Comissão da OEA vê ameaças há anos e risco a pessoas que atuaram na busca de Bruno e Dom
BRASÍLIA, DF (FOLHAPRESS) - Defensores dos povos indígenas que atuaram nas buscas do indigenista Bruno Pereira e do jornalista inglês Dom Phillips vêm sendo alvo de "eventos de violência e ameaças" contra "a vida e a integridade pessoal" pelo menos desde 2018, segundo a Comissão Interamericana de Direitos Humanos da OEA (Organização dos Estados Americanos).
A constatação é feita em um pedido para que o Brasil adote as medidas necessárias para proteger 11 pessoas ligadas à Univaja (União dos Povos Indígenas do Vale do Javari) e que trabalharam no caso do assassinato de Bruno e Dom, em junho deste ano.
No documento, assinado pela secretária-executiva da comissão, Tania Reneaum Panszi, são citadas uma série de eventos envolvendo essas pessoas nos últimos anos.
Dentre eles, a comissão interamericana lista "ataques à Funai (Fundação Nacional do Índio); o assassinato do funcionário da Funai Maxciel Pereira dos Santos; ameaças de morte por parte dos invasores das terras indígenas; tiros com armas de fogo contra os membros da Univaja enquanto realizavam atividades de campo; e o recente assassinato dos senhores [Bruno] Araújo Pereira e [Dom] Phillips".
O documento ainda ressalta que o Vale do Javari, no Amazonas, tem forte incidência de tráfico de drogas e pesca ilegal, assim como de grupos armados.
"O Estado [brasileiro] não implementou medidas concretas de proteção em favor das pessoas propostas beneficiárias [os 11 membros da Univaja], apesar das denúncias interpostas ao longo de 2021 e 2022", diz a comissão da OEA.
Dentre os nomes, são citados Beto Marubo, Eliésio Marubo e Orlando Possuelo, pessoas que eram próximas a Bruno Pereira. A Univaja iniciou as buscas após o desaparecimento do indigenista e do jornalista antes mesmo das forças de segurança. A participação do grupo foi fundamental para que os corpos dos dois fossem encontrados posteriormente.

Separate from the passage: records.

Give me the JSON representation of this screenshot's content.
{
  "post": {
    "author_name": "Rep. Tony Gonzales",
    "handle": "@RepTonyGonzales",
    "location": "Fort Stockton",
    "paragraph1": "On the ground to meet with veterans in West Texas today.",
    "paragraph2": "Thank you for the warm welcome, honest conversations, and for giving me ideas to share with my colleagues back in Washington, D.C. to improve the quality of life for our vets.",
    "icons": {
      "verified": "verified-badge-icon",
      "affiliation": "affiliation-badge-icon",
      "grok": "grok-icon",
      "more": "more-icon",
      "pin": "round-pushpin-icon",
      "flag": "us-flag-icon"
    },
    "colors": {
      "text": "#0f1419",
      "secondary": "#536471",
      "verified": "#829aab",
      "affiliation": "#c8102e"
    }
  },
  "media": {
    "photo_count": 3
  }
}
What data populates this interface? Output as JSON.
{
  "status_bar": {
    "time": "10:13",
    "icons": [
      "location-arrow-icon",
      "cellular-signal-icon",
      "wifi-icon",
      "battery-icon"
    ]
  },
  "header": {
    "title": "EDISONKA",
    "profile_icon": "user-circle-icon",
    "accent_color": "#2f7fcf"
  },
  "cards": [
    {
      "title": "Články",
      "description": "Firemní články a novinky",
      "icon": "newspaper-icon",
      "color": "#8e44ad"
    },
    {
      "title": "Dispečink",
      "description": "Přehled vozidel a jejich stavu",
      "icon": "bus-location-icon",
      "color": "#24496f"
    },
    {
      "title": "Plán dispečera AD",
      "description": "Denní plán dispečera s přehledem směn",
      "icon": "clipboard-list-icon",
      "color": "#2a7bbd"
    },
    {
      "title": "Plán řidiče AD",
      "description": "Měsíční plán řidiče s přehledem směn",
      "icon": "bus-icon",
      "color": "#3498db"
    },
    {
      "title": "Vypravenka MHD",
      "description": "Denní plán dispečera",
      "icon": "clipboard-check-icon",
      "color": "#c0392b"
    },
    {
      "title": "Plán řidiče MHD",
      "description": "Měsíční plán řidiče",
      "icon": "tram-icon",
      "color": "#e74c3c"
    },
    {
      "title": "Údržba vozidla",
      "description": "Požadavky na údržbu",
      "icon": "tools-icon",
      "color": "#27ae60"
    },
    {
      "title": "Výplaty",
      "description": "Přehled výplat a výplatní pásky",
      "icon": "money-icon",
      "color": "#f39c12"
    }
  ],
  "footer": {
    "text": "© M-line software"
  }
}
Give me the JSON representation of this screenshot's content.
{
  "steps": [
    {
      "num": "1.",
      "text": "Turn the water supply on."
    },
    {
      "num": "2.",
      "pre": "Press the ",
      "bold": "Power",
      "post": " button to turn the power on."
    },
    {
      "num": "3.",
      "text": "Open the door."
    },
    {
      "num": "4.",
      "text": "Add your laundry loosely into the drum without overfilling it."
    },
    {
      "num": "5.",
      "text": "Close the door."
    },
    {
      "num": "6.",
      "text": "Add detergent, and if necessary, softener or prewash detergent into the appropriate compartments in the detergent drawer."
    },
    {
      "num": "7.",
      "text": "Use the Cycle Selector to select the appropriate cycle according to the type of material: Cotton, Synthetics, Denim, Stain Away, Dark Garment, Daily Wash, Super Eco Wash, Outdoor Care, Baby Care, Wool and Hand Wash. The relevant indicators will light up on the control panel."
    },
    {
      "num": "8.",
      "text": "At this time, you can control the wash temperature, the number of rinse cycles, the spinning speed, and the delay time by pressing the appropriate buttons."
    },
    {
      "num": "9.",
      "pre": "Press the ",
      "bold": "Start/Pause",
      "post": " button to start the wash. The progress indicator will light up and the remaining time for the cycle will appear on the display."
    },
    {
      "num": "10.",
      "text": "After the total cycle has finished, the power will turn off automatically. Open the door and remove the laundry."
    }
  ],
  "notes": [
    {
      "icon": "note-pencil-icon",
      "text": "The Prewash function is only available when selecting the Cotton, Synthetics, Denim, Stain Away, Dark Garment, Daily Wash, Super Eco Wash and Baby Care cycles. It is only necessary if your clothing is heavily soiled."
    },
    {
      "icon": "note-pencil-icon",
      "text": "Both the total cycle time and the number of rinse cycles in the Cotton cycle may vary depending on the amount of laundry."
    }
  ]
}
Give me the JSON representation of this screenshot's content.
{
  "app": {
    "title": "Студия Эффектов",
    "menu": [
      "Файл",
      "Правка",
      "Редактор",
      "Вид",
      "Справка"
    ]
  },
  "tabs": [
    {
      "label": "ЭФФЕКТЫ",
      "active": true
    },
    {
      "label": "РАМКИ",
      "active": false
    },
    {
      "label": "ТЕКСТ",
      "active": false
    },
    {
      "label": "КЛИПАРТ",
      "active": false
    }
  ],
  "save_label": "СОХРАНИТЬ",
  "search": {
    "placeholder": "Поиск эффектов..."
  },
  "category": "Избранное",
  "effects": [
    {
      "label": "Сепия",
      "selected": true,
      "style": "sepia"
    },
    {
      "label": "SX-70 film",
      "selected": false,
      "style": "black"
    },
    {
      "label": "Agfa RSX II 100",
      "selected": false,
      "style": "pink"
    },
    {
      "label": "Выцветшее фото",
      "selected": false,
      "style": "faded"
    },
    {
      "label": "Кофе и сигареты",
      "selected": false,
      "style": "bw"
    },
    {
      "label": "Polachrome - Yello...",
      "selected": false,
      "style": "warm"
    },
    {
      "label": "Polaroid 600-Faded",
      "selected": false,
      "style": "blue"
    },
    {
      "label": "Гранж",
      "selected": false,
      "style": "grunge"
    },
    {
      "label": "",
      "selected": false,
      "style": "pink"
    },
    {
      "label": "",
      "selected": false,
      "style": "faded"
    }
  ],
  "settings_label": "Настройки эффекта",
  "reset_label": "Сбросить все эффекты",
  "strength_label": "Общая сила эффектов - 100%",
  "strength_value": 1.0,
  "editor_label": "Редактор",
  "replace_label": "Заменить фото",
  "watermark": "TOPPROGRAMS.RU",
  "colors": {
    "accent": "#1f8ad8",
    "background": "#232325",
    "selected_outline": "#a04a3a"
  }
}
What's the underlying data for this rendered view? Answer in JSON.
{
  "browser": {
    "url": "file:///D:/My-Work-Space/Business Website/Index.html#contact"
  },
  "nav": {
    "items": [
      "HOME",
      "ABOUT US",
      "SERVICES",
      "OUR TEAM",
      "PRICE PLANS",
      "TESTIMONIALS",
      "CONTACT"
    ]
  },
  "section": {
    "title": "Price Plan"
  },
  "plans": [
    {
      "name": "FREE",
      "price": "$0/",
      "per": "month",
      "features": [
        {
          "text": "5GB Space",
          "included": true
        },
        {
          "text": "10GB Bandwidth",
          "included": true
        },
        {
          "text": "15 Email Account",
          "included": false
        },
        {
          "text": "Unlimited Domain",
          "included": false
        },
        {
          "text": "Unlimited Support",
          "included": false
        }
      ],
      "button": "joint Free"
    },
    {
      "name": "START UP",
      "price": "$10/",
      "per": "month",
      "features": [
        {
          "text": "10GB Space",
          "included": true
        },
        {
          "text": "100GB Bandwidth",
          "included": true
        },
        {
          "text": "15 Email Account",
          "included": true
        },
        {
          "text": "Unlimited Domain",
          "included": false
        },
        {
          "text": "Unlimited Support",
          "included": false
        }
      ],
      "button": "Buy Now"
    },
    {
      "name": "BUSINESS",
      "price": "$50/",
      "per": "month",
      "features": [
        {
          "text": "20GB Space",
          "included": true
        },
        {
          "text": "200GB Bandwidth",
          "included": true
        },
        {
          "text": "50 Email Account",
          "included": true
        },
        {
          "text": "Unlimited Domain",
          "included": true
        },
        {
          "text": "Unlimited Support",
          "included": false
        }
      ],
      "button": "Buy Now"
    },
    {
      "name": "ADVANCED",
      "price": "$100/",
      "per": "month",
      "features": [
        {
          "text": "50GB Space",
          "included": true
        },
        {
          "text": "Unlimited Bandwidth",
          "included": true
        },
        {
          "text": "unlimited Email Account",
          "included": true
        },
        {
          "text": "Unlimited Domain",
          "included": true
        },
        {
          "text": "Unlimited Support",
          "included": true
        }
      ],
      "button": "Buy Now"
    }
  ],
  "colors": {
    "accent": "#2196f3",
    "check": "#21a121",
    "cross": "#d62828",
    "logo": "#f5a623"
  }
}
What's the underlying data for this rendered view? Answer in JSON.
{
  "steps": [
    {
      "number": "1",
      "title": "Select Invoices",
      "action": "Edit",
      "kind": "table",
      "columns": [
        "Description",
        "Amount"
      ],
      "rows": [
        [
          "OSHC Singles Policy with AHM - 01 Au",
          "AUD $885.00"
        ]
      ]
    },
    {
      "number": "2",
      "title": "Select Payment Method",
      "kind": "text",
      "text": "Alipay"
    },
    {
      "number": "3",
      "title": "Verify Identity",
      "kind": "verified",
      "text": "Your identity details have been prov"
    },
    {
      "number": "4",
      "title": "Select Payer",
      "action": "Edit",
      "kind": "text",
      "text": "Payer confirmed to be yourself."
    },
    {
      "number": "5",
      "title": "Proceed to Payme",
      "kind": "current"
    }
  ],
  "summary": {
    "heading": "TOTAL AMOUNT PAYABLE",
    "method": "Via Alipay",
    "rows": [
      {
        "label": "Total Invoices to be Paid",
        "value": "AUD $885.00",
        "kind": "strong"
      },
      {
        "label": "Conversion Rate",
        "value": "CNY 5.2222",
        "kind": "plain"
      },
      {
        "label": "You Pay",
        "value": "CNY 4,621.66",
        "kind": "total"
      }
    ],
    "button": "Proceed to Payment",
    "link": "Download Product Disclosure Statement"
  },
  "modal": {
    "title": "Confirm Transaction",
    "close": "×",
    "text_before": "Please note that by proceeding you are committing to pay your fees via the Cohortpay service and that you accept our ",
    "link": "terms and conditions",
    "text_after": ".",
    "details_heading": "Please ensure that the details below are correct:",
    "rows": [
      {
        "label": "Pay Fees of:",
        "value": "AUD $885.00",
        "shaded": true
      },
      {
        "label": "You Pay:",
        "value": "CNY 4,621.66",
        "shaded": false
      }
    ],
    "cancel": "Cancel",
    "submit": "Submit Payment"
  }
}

"[Essas pessoas estão] em situação de risco devido a seu trabalho na proteção dos povos indígenas do Vale do Javari e de seu território, bem como por sua participação direta nas buscas de Bruno Araújo Pereira e Dom Phillips e pela demanda por justiça por seus assassinatos", conclui o relatório.
Bruno Pereira e Dom Phillips foram assassinados em junho deste ano. O indigenista, que fez carreira na Funai atuando na região do Vale do Javari, antes de assumir a coordenação de povos isolados em Brasília. Desde 2019, era servidor licenciado da fundação e atuava com a Univaja.
Seu trabalho consistia em construir um diálogo com os povos indígenas da região e auxiliá-los na proteção ao seu território.
O jornalista, por sua vez, escrevia um livro sobre a Amazônia e, para isso, contava com ajuda do indigenista. Bruno tinha organizado a expedição ao Vale do Javari em que ambos foram mortos por um pescador da região, conhecido como Pelado.
A Polícia prendeu uma série de suspeitos de participação no crime, além do próprio Pelado. Um deles, conhecido como Colômbia, seria o chefe da operação do tráfico ilegal na região, que envolvia pesca e drogas. Ele foi solto após pagar fiança.
O outro caso de morte citado pela comissão é de Maxciel Pereira, indigenista que, assim como Bruno, atuou na Frente de Proteção Etnoambiental da Funai no Vale do Javari.
Ele foi assassinado em 2019, na cidade de Tabatinga (AM), quando andava de moto com sua esposa e sua filha. Ninguém foi preso pelo caso.
Recentemente, a Polícia Federal reabriu a investigação sobre sua morte, motivada por uma apuração paralela feita pela família de Maxciel. Em análises preliminares, a força já encontrou sinais de que houve falha na perícia feita inicialmente sobre o caso.
Segundo uma testemunha, os dois casos estariam ligados uma vez que ambos atuavam no combate a atividades ilegais na região.